Sciences

METALLURGIE. Les alliages libèrent du nickel, d'où un risque d'allergie.
Des minipiles dans les pièces de 1 euro

Par Denis DELBECQ
jeudi 12 septembre 2002

e n'était pas prévu au programme. Mais les pièces de 1 et de 2 euros se comportent comme de petites piles électriques au contact de la sueur. Un mécanisme qui libère du nickel. D'où les risques d'allergie que dénoncent de nombreux spécialistes et que confirme une nouvelle étude publiée par des chercheurs suisses. Franck Nestle (dermatologue, université de Zurich), Hannes et Markus Spiedel (métallurgistes, Institut fédéral de technologie de Zurich) montrent aujourd'hui dans la revue Nature pourquoi le nickel parvient à s'échapper plus facilement de ces pièces formées de deux alliages différents que d'un morceau de nickel pur.

Sueur artificielle. Les pièces de 1 et de 2 euros sont donc formées de deux alliages différents. Le métal blanc du centre des pièces de 1 euro contient 25 % de nickel, tandis que le métal jaune de l'anneau extérieur en contient cinq fois moins. Les chercheurs suisses ont démonté une pièce de 1 euro et ont plongé les deux parties dans une solution de sueur artificielle, reliant chacune aux bornes d'un mesureur de tension. Quelques dizaines de millivolts sont rapidement apparus, signe que la différence de propriétés électrochimiques des deux alliages crée un courant, corrode le métal et libère du nickel.

La même expérience a été répétée avec les deux parties d'une pièce de 2 euros, produisant les mêmes effets. Sur des pièces bimétalliques immergées dans une sueur artificielle, des traces de corrosion apparaissent après trente-six heures, tandis que la pièce de 1 franc suisse, faite d'un alliage unique de cuivre et de nickel, ne semble pas altérée.

D'autres expériences confirment que le contact prolongé de la peau avec les deux pièces bimétalliques européennes provoque l'apparition d'érythèmes et de vésicules au bout de quelques dizaines d'heures chez les personnes sensibilisées au nickel.

Caissiers. Au final, selon les résultats des chercheurs suisses, les pièces de 1 et de 2 euros libèrent 240 et 320 fois plus de nickel que ne permet la réglementation européenne pour les objets en contact direct et prolongé avec la peau. Pas de quoi menacer la santé publique. Mais un souci pour les personnes qui, comme les caissiers, manipulent beaucoup de pièces. «On estime que 10 % de la population est sensible au nickel», rappelle Werner Aberer, dermatologue à l'hôpital universitaire de Graz (Autriche).

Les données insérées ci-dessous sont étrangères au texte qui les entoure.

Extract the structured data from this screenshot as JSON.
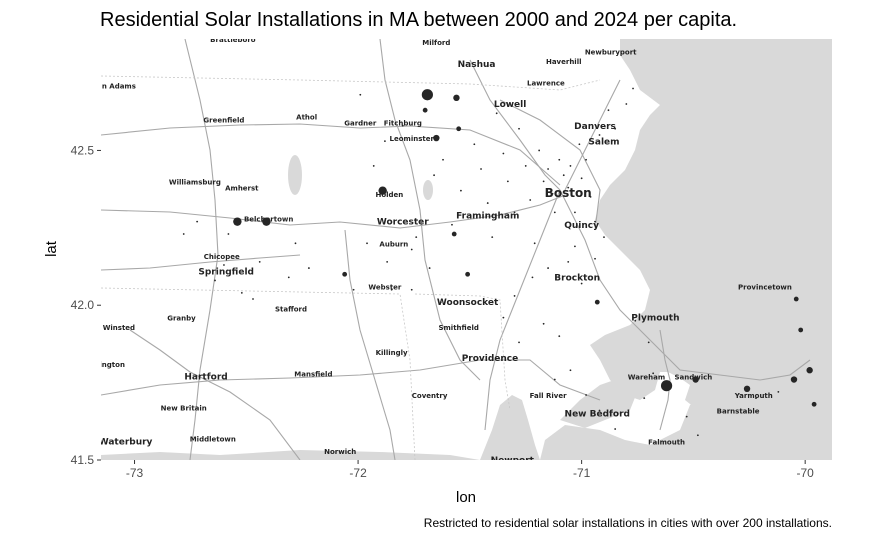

Il s'insurge contre la décision du Conseil de l'UE qui, en 1998, a choisi formes et matériaux des pièces en dépit des nombreuses prises de position de scientifiques en faveur de l'élimination du nickel. Mais les pièces de monnaie ne tombent pas sous le coup de la directive européenne de 1994 sur la teneur en nickel. Les responsables européens ont choisi de recourir à d'autres matériaux pour les petites pièces. Les 1, 2 et 5 centimes sont faits d'acier recouvert de cuivre, tandis que les 10, 20 et 50 s'appuient sur l'«or nordique», un alliage de cuivre, de zinc, d'étain et d'aluminium, que certains préconisaient pour toutes les pièces. Mais la voix de la France, productrice de nickel, a pesé. Et le matériau décrié a atterri dans les pièces de 1 et de 2 euros.

Billet de 1 euro. «Qui assumera la responsabilité si une personne développe un eczéma après un contact avec ces pièces ? Le fabricant, la Commission européenne ou l'industrie du nickel ?», questionnait Werner Aberer, dans une lettre publiée en début d'année par le British Medical Journal. Gageons que la nouvelle confirmation des risques liés au nickel, publiée dans Nature, apportera de l'eau au moulin des autorités italiennes, qui réclament le lancement d'un billet de 1 euro.